The polyester film is used as a printing material for the PCB layout. The designed artwork is printed on the film. It is very important to use a film with appropriate thickness i.e. if a very thick film is used then it can lead to slight distortion in the layout to be printed.
The printing device consists of laser printers, pen plotters, manual markers, inkjet printers. But Pen plotters and manual markers are not used now, as these were traditional methods, the biggest disadvantage of using pen plotters and manual markers is that they consume lot of time, which is improper and inappropriate for mass production in any industry. It may lead to drastic financial losses.
Now, let’s get on with the traditional method of PCB design, one by one.
Smooth the edges of the copper clad using a sandpaper or carborundum which may be wrapped around a small piece of soft wood. The copper clad surface has to be cleaned using soft cleansers and scrubs in order for resist to adhere to it properly. After cleaning do not touch the copper surface with bare fingers.
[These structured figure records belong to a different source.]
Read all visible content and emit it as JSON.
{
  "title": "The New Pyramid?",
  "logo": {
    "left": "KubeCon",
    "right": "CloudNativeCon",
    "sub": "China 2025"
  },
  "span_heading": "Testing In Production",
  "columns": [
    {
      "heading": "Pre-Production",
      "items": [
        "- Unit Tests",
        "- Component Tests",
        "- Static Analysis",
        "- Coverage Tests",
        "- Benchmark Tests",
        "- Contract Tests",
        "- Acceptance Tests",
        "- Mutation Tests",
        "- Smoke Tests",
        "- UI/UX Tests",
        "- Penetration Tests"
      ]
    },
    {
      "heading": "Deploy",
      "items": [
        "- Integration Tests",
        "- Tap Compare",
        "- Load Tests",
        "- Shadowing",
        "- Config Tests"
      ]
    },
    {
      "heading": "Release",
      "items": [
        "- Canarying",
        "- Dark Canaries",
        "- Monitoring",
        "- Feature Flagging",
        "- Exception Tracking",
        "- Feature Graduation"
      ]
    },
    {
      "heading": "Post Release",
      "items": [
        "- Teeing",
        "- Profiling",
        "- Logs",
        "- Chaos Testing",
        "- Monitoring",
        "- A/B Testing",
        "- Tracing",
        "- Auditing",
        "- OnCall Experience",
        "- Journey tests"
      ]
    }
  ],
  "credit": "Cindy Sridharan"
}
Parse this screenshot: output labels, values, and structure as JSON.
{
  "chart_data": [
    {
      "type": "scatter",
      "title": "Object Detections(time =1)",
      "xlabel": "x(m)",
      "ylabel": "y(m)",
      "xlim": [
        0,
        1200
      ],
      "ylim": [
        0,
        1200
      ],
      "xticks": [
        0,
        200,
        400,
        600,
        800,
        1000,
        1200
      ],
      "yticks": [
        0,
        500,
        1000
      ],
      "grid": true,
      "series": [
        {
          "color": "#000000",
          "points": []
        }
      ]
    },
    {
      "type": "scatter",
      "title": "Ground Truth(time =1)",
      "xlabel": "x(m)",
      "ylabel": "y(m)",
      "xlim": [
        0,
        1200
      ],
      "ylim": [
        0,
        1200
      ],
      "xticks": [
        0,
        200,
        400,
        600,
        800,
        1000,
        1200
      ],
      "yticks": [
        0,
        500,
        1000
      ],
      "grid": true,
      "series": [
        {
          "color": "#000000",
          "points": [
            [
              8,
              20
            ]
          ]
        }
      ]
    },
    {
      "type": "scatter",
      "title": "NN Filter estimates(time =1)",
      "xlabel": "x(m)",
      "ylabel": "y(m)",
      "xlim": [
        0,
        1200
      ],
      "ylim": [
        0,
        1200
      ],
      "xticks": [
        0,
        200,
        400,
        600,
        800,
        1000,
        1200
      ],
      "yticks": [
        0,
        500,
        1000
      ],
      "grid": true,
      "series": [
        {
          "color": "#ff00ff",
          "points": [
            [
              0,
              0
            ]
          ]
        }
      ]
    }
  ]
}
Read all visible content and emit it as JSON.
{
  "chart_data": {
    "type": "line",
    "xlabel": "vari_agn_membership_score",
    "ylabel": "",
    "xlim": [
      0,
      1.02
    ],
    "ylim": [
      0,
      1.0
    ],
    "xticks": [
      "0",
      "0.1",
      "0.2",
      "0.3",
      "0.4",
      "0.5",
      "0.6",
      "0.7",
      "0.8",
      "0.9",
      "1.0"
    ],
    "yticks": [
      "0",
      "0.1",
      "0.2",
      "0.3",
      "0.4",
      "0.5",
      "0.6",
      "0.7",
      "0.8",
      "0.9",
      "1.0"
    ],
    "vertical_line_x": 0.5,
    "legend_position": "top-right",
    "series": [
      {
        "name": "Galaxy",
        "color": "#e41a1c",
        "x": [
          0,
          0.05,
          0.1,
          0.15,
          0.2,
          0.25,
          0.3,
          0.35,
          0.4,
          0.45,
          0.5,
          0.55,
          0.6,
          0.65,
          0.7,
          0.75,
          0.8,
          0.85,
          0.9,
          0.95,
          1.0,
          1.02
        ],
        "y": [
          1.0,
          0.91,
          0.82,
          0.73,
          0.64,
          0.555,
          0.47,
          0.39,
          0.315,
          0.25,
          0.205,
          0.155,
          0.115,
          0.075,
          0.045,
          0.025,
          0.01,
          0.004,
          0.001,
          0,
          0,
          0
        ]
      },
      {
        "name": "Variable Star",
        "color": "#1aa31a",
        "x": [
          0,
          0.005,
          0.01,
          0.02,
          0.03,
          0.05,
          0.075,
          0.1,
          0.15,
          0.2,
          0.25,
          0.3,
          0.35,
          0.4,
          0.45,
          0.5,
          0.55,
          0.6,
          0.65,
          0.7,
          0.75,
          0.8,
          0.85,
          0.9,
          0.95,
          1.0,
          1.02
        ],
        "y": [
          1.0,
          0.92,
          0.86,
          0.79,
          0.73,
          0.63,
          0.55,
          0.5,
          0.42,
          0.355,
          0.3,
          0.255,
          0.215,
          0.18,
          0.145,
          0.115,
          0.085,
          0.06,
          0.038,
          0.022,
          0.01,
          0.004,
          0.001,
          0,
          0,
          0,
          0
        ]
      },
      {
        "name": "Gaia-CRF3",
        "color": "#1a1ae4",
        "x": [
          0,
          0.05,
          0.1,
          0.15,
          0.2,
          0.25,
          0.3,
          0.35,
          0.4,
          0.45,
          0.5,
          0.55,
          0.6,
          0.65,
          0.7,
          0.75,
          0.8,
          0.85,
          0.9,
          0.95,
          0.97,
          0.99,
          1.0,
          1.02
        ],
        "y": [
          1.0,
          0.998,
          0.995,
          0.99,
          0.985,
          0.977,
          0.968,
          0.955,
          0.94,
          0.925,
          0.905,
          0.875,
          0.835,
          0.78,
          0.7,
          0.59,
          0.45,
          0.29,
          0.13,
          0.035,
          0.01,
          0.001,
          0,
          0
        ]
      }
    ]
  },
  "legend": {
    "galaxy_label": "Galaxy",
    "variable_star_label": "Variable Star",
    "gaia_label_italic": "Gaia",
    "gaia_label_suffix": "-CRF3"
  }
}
Now, the clad is ready for receiving the design pattern. Before imprinting on the clad we need to print the pattern to a piece of plain paper. As we can see in the figure below that we get a printed layout on the paper. Even we can draw the layout using a marker on a piece of paper as shown below.
Now you can use this same sheet as a “carrier” for a small piece of the transfer film i.e. polyester film.
Cut out a piece of film that is slightly larger than the printed image layout. Need to press and lay this down carefully over the printed page with the dull (emulsion) side facing up. Without bare fingers press the film down gently with a clean sheet of paper for a good adhesion.
Now be ready to print for real. Load the sheet into the printer paper and print it. If everything is right, we have a toner transfer. Gently lift the transfer off the carrier sheet and carefully peel away the tape.
Next step is ironing so use a wooden board which sets a hard base below the clad. Set the temperature control of the iron. Use a piece of plain paper between the toner transfer and the iron it for reducing the friction of the clad. Slowly, back and forth, and it doesn’t take much pressure. Small boards don’t usually need more than 90 seconds.
Quench the board under cold running water to bring it back to room temperature, and peel the film away gently. If pattern didn’t come out well then we need to remove the pattern by rubbing with a acetone and do the transfer again. As shown in figure we get the printed copper clad.
Replace any missing toner on the board with ink from a permanent black marker. Now we need the ink to dry for a few hours.
Once you have the pattern defined on copper, the board is ready to etch. Lay the board in the tray and pour in enough Ferric Chloride to just cover it. Slightly shake the tank after few minutes, and pull out the board periodically to check the etching progress.
When the board is fully etched, rinse it thoroughly in running cold water. Strip the resist with acetone. The board is ready to drill.